In conclusion, this international conference of economic historians across Europe marked a fitting termination to the Einite ERC project, which already published essays that have changed our notions of the long-term trends and determinants of inequality across five centuries. It has also opened an array of new questions for economic and cultural historians alike, not only of the preindustrial past but of contemporary history and the present.  To what extent have social, political, legal, and cultural factors overridden economic determinants of expansion or decline in shaping economic inequality?
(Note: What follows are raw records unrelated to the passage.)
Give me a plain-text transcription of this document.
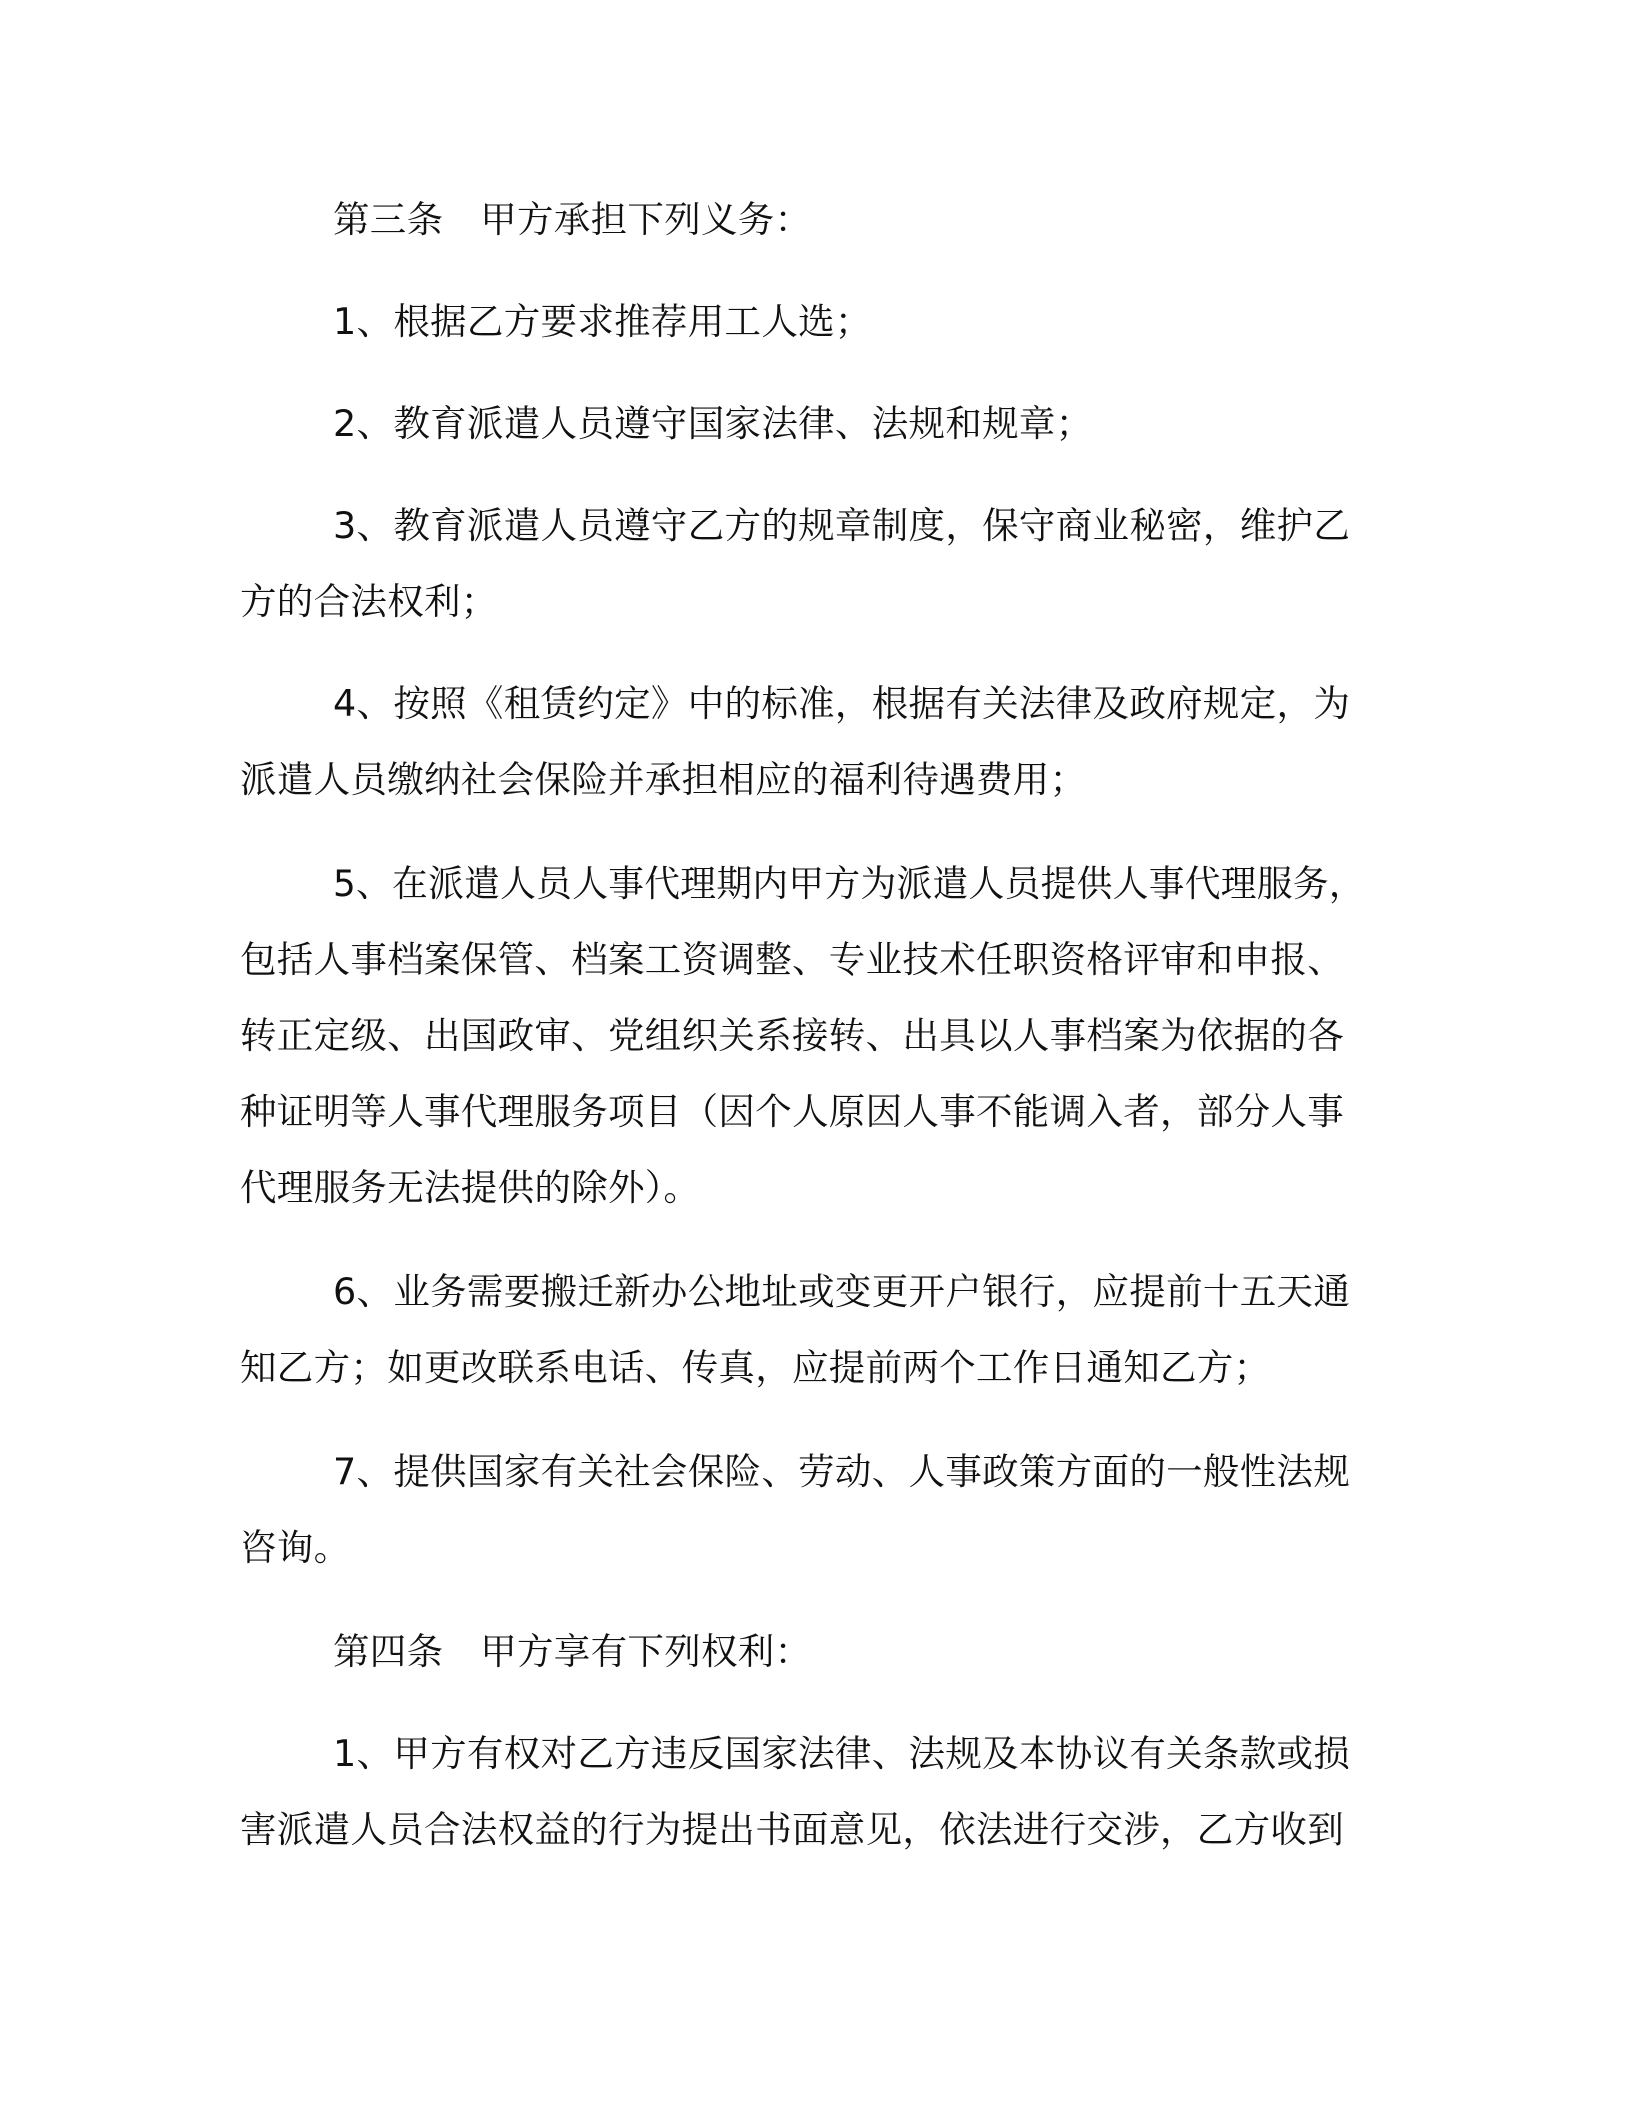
第三条　甲方承担下列义务：

1、根据乙方要求推荐用工人选；

2、教育派遣人员遵守国家法律、法规和规章；

3、教育派遣人员遵守乙方的规章制度，保守商业秘密，维护乙

方的合法权利；

4、按照《租赁约定》中的标准，根据有关法律及政府规定，为

派遣人员缴纳社会保险并承担相应的福利待遇费用；

5、在派遣人员人事代理期内甲方为派遣人员提供人事代理服务，

包括人事档案保管、档案工资调整、专业技术任职资格评审和申报、

转正定级、出国政审、党组织关系接转、出具以人事档案为依据的各

种证明等人事代理服务项目（因个人原因人事不能调入者，部分人事

代理服务无法提供的除外）。

6、业务需要搬迁新办公地址或变更开户银行，应提前十五天通

知乙方；如更改联系电话、传真，应提前两个工作日通知乙方；

7、提供国家有关社会保险、劳动、人事政策方面的一般性法规

咨询。

第四条　甲方享有下列权利：

1、甲方有权对乙方违反国家法律、法规及本协议有关条款或损

害派遣人员合法权益的行为提出书面意见，依法进行交涉，乙方收到
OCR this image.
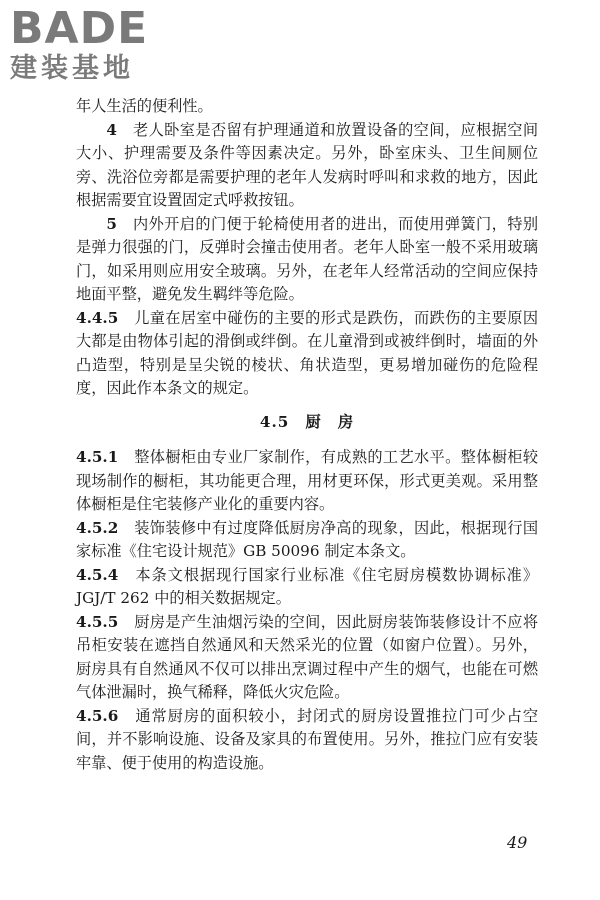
BADE
建装基地

年人生活的便利性。

4　 老人卧室是否留有护理通道和放置设备的空间，应根据空间大小、护理需要及条件等因素决定。另外，卧室床头、卫生间厕位旁、洗浴位旁都是需要护理的老年人发病时呼叫和求救的地方，因此根据需要宜设置固定式呼救按钮。

5　 内外开启的门便于轮椅使用者的进出，而使用弹簧门，特别是弹力很强的门，反弹时会撞击使用者。老年人卧室一般不采用玻璃门，如采用则应用安全玻璃。另外，在老年人经常活动的空间应保持地面平整，避免发生羁绊等危险。

4.4.5　 儿童在居室中碰伤的主要的形式是跌伤，而跌伤的主要原因大都是由物体引起的滑倒或绊倒。在儿童滑到或被绊倒时，墙面的外凸造型，特别是呈尖锐的棱状、角状造型，更易增加碰伤的危险程度，因此作本条文的规定。

4.5　厨　房

4.5.1　 整体橱柜由专业厂家制作，有成熟的工艺水平。整体橱柜较现场制作的橱柜，其功能更合理，用材更环保，形式更美观。采用整体橱柜是住宅装修产业化的重要内容。

4.5.2　 装饰装修中有过度降低厨房净高的现象，因此，根据现行国家标准《住宅设计规范》GB 50096 制定本条文。

4.5.4　 本条文根据现行国家行业标准《住宅厨房模数协调标准》JGJ/T 262 中的相关数据规定。

4.5.5　 厨房是产生油烟污染的空间，因此厨房装饰装修设计不应将吊柜安装在遮挡自然通风和天然采光的位置（如窗户位置）。另外，厨房具有自然通风不仅可以排出烹调过程中产生的烟气，也能在可燃气体泄漏时，换气稀释，降低火灾危险。

4.5.6　 通常厨房的面积较小，封闭式的厨房设置推拉门可少占空间，并不影响设施、设备及家具的布置使用。另外，推拉门应有安装牢靠、便于使用的构造设施。

49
A transnational laboratory of five centuries has called into question economic theories derived from recent history and current events alone.

Samuel K. Cohn is Professor of Medieval History at the University of Glasgow, where his research interests include the history of medicine and histories of popular protest in medieval and early modern Europe.

 

References

[1] A statistical figure of the distribution of wealth or income devised by Corrado Gini (1884-1965), in which 0 equals perfect equality in a society and 1, total inequality.

[2] Roberta Frigeni and Guido Alfani, “Inequality (Un)perceived: The Emergence of a Discourse on Economic Inequality from the Middle Ages to the Age of Revolution,” Journal of European Economic History 45,1 (2016), 21-66.